From the material in the two previous posts, I now had the concepts necessary to address the issue of cyclopropane interactions with substituents. I now had to select something to apply them. What I chose was the problem of why the dipole moment of cyclopropyl chloride was about 0.4 D less than an alkyl chloride. This was important for two reasons. The first was that the generally accepted viewpoint was that this was evidence for back-conjugation, indeed it was the only evidence for it. The second was that following classical electrostatic theory, increasing the charge density on the cyclopropane ring should repel electrons, and if my concept was correct, at first sight the dipole moment should increase. On the other hand, there was a serious reason why that classical thinking must be wrong: the dipole moments of methyl acetylene and propene, where the former was approximately twice the latter. How could that be?
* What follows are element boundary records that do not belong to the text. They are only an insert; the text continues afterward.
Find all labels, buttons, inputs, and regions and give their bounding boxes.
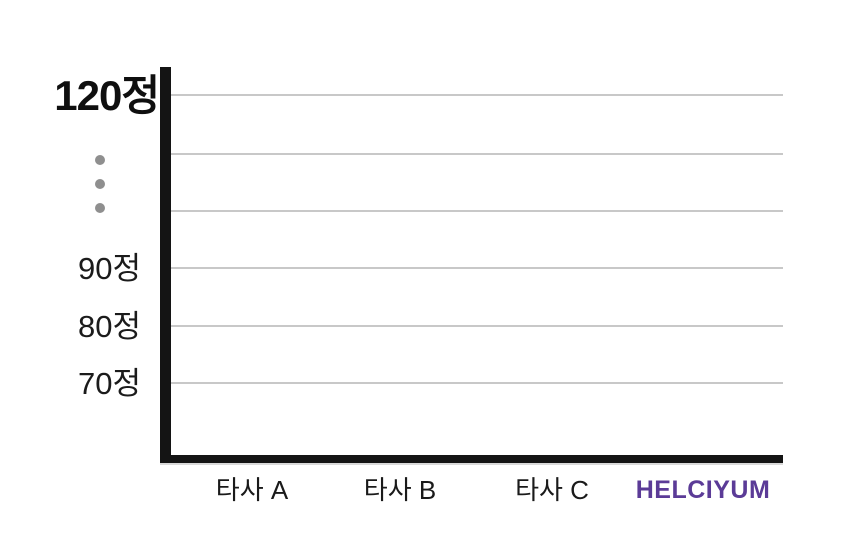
- gridline-120: [171, 94, 783, 96]
- brand-logo-wordmark: HELCIYUM: [635, 476, 771, 504]
- gridline-100-unlabeled: [171, 210, 783, 212]
- gridline-110-unlabeled: [171, 153, 783, 155]
- axis-break-dot: [95, 155, 105, 165]
- gridline-90: [171, 267, 783, 269]
- y-axis-line: [160, 67, 171, 463]
- x-category-label-competitor-a: 타사 A: [215, 475, 289, 505]
- gridline-80: [171, 325, 783, 327]
- axis-break-dot: [95, 179, 105, 189]
- y-tick-label-70: 70정: [77, 366, 141, 401]
- y-tick-label-120: 120정: [54, 72, 160, 119]
- y-tick-label-90: 90정: [77, 251, 141, 286]
- x-category-label-competitor-b: 타사 B: [363, 475, 437, 505]
- gridline-70: [171, 382, 783, 384]
- axis-break-dot: [95, 203, 105, 213]
- x-category-label-competitor-c: 타사 C: [515, 475, 589, 505]
- x-axis-line: [160, 455, 783, 463]
- y-tick-label-80: 80정: [77, 309, 141, 344]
Conjugation did not seem to be correct here.
 
My answer invoked quantum theory, albeit a version a little at odds with the standard version. I proposed that the wave function can be factorized. (According to the State Vector formalism, it cannot!) The key is that the stationary state is determined by quantized action, which requires that the frequencies in the bond zone cannot lead to destructive interference with components outside the overlap zone, and recall, p orbitals have two lobes, only one of which overlaps. If so, when the electron density increases in the cyclopropane ring, the electron density in bonds to substituents must correspondingly increase close to the cyclopropyl carbon atom. The "back donation" was not from lone pairs, but was simply movement of charge distribution in the bond from the substituent. Interestingly, nuclear quadrapole coupling parameters indicate that there is a small but axially symmetric movement of charge towards the cyclopropane ring. Such was the power of the current paradigm, this was interpreted as indicating conjugation equally from both p orbitals. That, of course, violates all other theory of delocalization of wave functions. (Incidentally, in all reviews, textbooks, etc, this difficulty is avoided by omitting all reference to these nuclear quadrapole parameter data. We cannot have observation getting in the road of a good theory!) Anyway, as far as I was concerned, I had worked out an answer to the key problem of the dipole moment of cyclopropyl chloride.
 
The problem now was to put numbers to it. Returning to my argument that the increase in charge density due to strain is mathematically equivalent (at least in terms of the equations I intended to use) as adding a pseudocharge to the original framework, I could use cyclopropyl chloride to fix the value of that pseudocharge, (via a value for the minor radius of a torus on which the pseudocharge was placed) then apply that to a number of "strained" systems. The change in dipole moment should be equal (so I thought) to the change of dipole moment generated by adding the pseudocharge to the neutral ring. I got almost exact agreement for methyl acetylene (0.75 D) and propene (0.36 D) and close agreement for methyl cyclobutane (calc. 0.07 D, measured 0.05 D) although I overestimated the dipole moment of methyl cyclopropane. Nevertheless, I felt I had achieved something. I had explained why the lower dipole moment of cyclopropyl chloride did not necessarily indicate conjugation, which should have been self-evident from the dipole moment of methyl cyclopropane, and I had an estimate for the source of this polarization field.
 
More interesting, in my opinion, this requirement that action be quantized (a general requirement for quantum theory) and the requirement that all parts of the wave have a common frequency is one of the best ways of considering electronegativity. There is what I feel is a very important point here: in classical physics, increasing electron density in part of a molecule would tend to repel additional electrons. Because of the quantization conditions that fix the wavelengths of stationary waves, it attracts them, which is why fluorine is so electronegative. Thus in my interpretation, electronegativity is determined by the electron density about the atom, and in the bond, the dipole moment gives a measurement of the electronegativity. As you can see, that is not exactly a standard interpretation! You, the reader, understandably, will not be convinced, nor should you be. All I ask is, bear with me. In future posts you will see that this goes somewhat further than you might at first think.